Date of Degree


Document Type


Degree Name



Educational Psychology


Jay Verkuilen

Committee Members

Howard Everson

Wei Wang

Subject Categories

Bilingual, Multilingual, and Multicultural Education | Educational Methods | Educational Psychology | Educational Technology | Science and Mathematics Education


text mining, language of assessment, mathematics assessment, assessment equity, machine learning methods, parts of speech analysis


The following is a five-chapter dissertation surrounding the use of text mining techniques for better understanding the language of mathematics items from standardized tests to improve linguistic equity of these items to support assessment of English Language Learners.

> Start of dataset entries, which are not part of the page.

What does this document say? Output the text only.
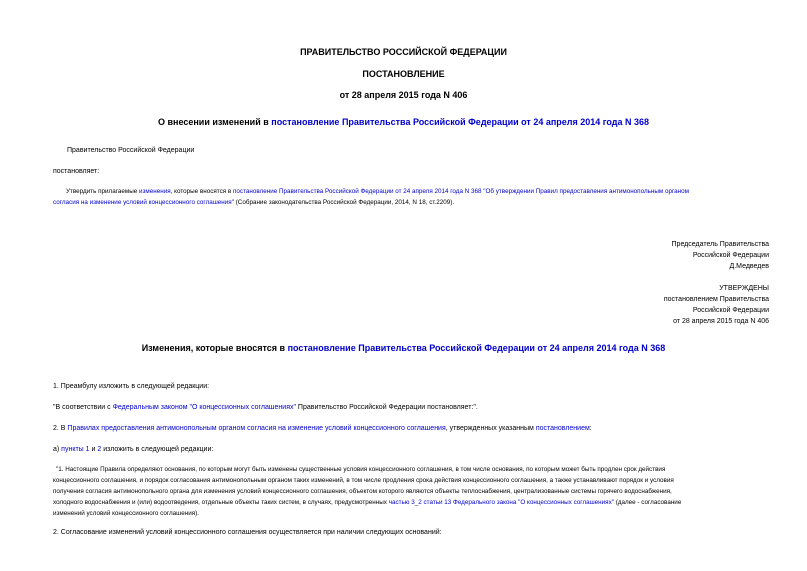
ПРАВИТЕЛЬСТВО РОССИЙСКОЙ ФЕДЕРАЦИИ
ПОСТАНОВЛЕНИЕ
от 28 апреля 2015 года N 406
О внесении изменений в постановление Правительства Российской Федерации от 24 апреля 2014 года N 368
Правительство Российской Федерации
постановляет:
Утвердить прилагаемые изменения, которые вносятся в постановление Правительства Российской Федерации от 24 апреля 2014 года N 368 "Об утверждении Правил предоставления антимонопольным органом
согласия на изменение условий концессионного соглашения" (Собрание законодательства Российской Федерации, 2014, N 18, ст.2209).
Председатель Правительства
Российской Федерации
Д.Медведев
УТВЕРЖДЕНЫ
постановлением Правительства
Российской Федерации
от 28 апреля 2015 года N 406
Изменения, которые вносятся в постановление Правительства Российской Федерации от 24 апреля 2014 года N 368
1. Преамбулу изложить в следующей редакции:
"В соответствии с Федеральным законом "О концессионных соглашениях" Правительство Российской Федерации постановляет:".
2. В Правилах предоставления антимонопольным органом согласия на изменение условий концессионного соглашения, утвержденных указанным постановлением:
а) пункты 1 и 2 изложить в следующей редакции:
"1. Настоящие Правила определяют основания, по которым могут быть изменены существенные условия концессионного соглашения, в том числе основания, по которым может быть продлен срок действия
концессионного соглашения, и порядок согласования антимонопольным органом таких изменений, в том числе продления срока действия концессионного соглашения, а также устанавливают порядок и условия
получения согласия антимонопольного органа для изменения условий концессионного соглашения, объектом которого являются объекты теплоснабжения, централизованные системы горячего водоснабжения,
холодного водоснабжения и (или) водоотведения, отдельные объекты таких систем, в случаях, предусмотренных частью 3_2 статьи 13 Федерального закона "О концессионных соглашениях" (далее - согласование
изменений условий концессионного соглашения).
2. Согласование изменений условий концессионного соглашения осуществляется при наличии следующих оснований:
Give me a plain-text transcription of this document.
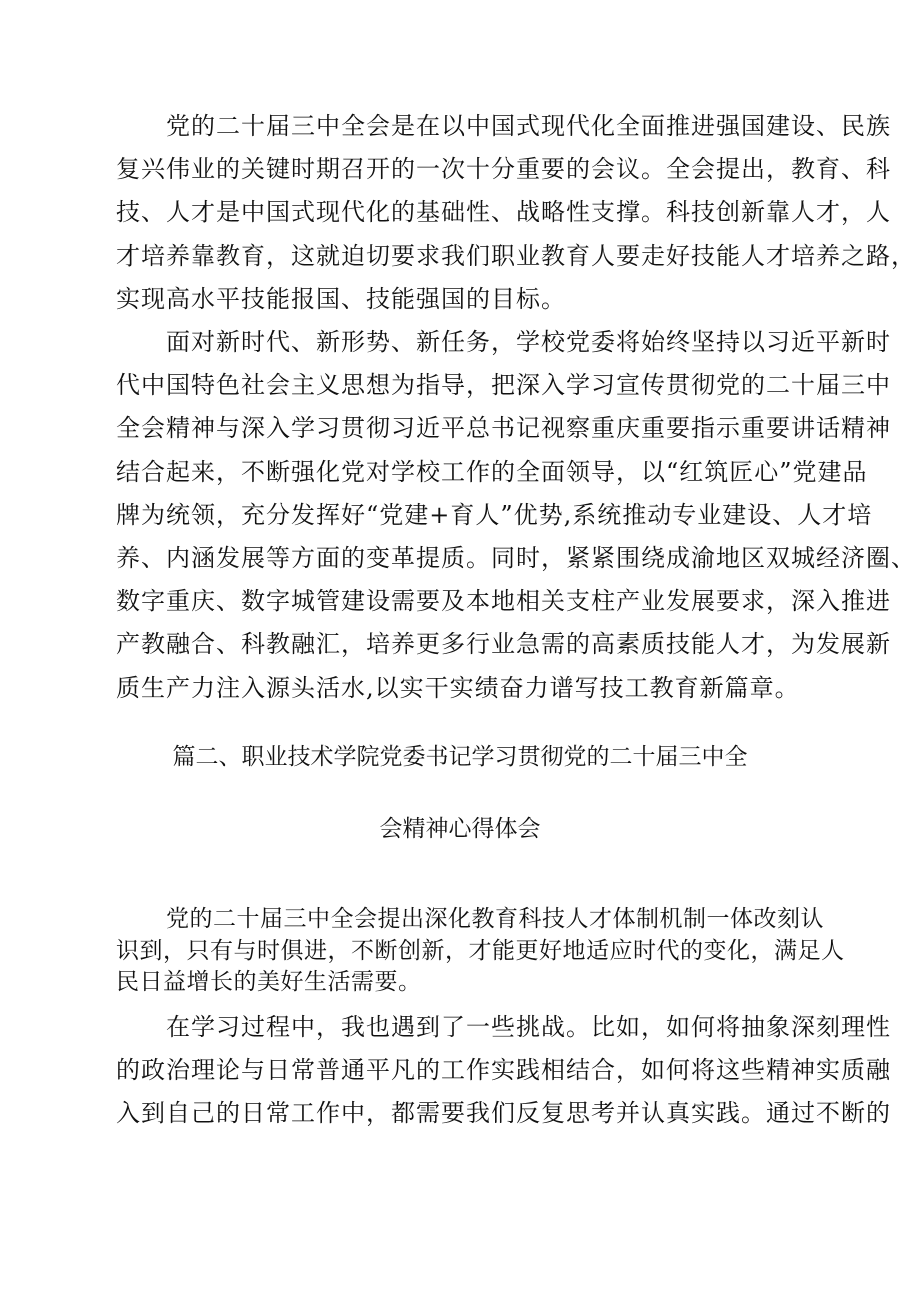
党的二十届三中全会是在以中国式现代化全面推进强国建设、民族
复兴伟业的关键时期召开的一次十分重要的会议。全会提出，教育、科
技、人才是中国式现代化的基础性、战略性支撑。科技创新靠人才，人
才培养靠教育，这就迫切要求我们职业教育人要走好技能人才培养之路，
实现高水平技能报国、技能强国的目标。
面对新时代、新形势、新任务，学校党委将始终坚持以习近平新时
代中国特色社会主义思想为指导，把深入学习宣传贯彻党的二十届三中
全会精神与深入学习贯彻习近平总书记视察重庆重要指示重要讲话精神
结合起来，不断强化党对学校工作的全面领导，以“红筑匠心”党建品
牌为统领，充分发挥好“党建+育人”优势,系统推动专业建设、人才培
养、内涵发展等方面的变革提质。同时，紧紧围绕成渝地区双城经济圈、
数字重庆、数字城管建设需要及本地相关支柱产业发展要求，深入推进
产教融合、科教融汇，培养更多行业急需的高素质技能人才，为发展新
质生产力注入源头活水,以实干实绩奋力谱写技工教育新篇章。
篇二、职业技术学院党委书记学习贯彻党的二十届三中全
会精神心得体会
党的二十届三中全会提出深化教育科技人才体制机制一体改刻认
识到，只有与时俱进，不断创新，才能更好地适应时代的变化，满足人
民日益增长的美好生活需要。
在学习过程中，我也遇到了一些挑战。比如，如何将抽象深刻理性
的政治理论与日常普通平凡的工作实践相结合，如何将这些精神实质融
入到自己的日常工作中，都需要我们反复思考并认真实践。通过不断的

Introduction: The dissertation begins with an overview of the problem that English Language Learners are likely not able to demonstrate their full mathematical ability due to the construct irrelevant variance caused by these items being written in English. This introduction also introduces the idea of text mining as a methodology for use in exploring this test design issue.

Article 1: This article presents an exploratory study of the vocabulary used in released math test items for grades 3-8. The author collected and cleaned the data to arrive at a final corpus of 5674 math problems. Next, a series of text mining techniques were performed including the “bag of words” approach, sentiment analysis, and Latent Dirichlet Allocation (LDA). The bag of words approach generated an overall word list for the entire corpus, by grade level, and by mathematical domain. For each of these lists, the majority of the words found were polysemous, meaning they had multiple meanings, which is inappropriate for ELLs. The sentiment analysis results showed that there was not any obvious negative sentiment found in these items. Finally, the LDA results showed that there were 9 latent topics found within the language of these items.

Article 2: This article is an exploratory study of the state of the parts of speech used in released math standardized test items for grades 3-8. The author collected and cleaned the data to arrive at a corpus of 5674 math problems. Next, a series of parts of speech analyses were performed to better understand the grammatical structures used within current mathematics items, as well as a bigrams and trigrams analysis of the most commonly used phrases found within these items. The variation in parts of speech and readability of these items was tracked across grade levels and was found to become more complicated as the grade level increased. The grammatical parts of speech were also used to predict the item difficulty for those items (N = 1627) with some of these parts of speech being found to negatively correlated with item difficulty estimates.

Article 3: This article describes the development of an open-source text parser for multiple-choice mathematics items intended for students in grades 3-8. To train this parser, initially, seven machine learning classification algorithms were used to predict item difficulty as measured by p-value. The most accurate of these models was a special kind of Support Vector Machine called a Support Vector Classifier which had almost 50% accuracy. This parser was trained to estimate approximate item difficulty level as well as to identify problematic vocabulary words, estimate the readability of the question, and support the user to know which problematic parts of speech are being used in the item. Math Item Parse is operational but is still in a prototype stage because a larger training set is needed to improve the model accuracy.

Final Discussion: The dissertation concludes with a short discussion that describes how these findings impact educators, test developers, methodologists, and policy makers, and discusses the biggest limitations of this dissertation and offers some next steps.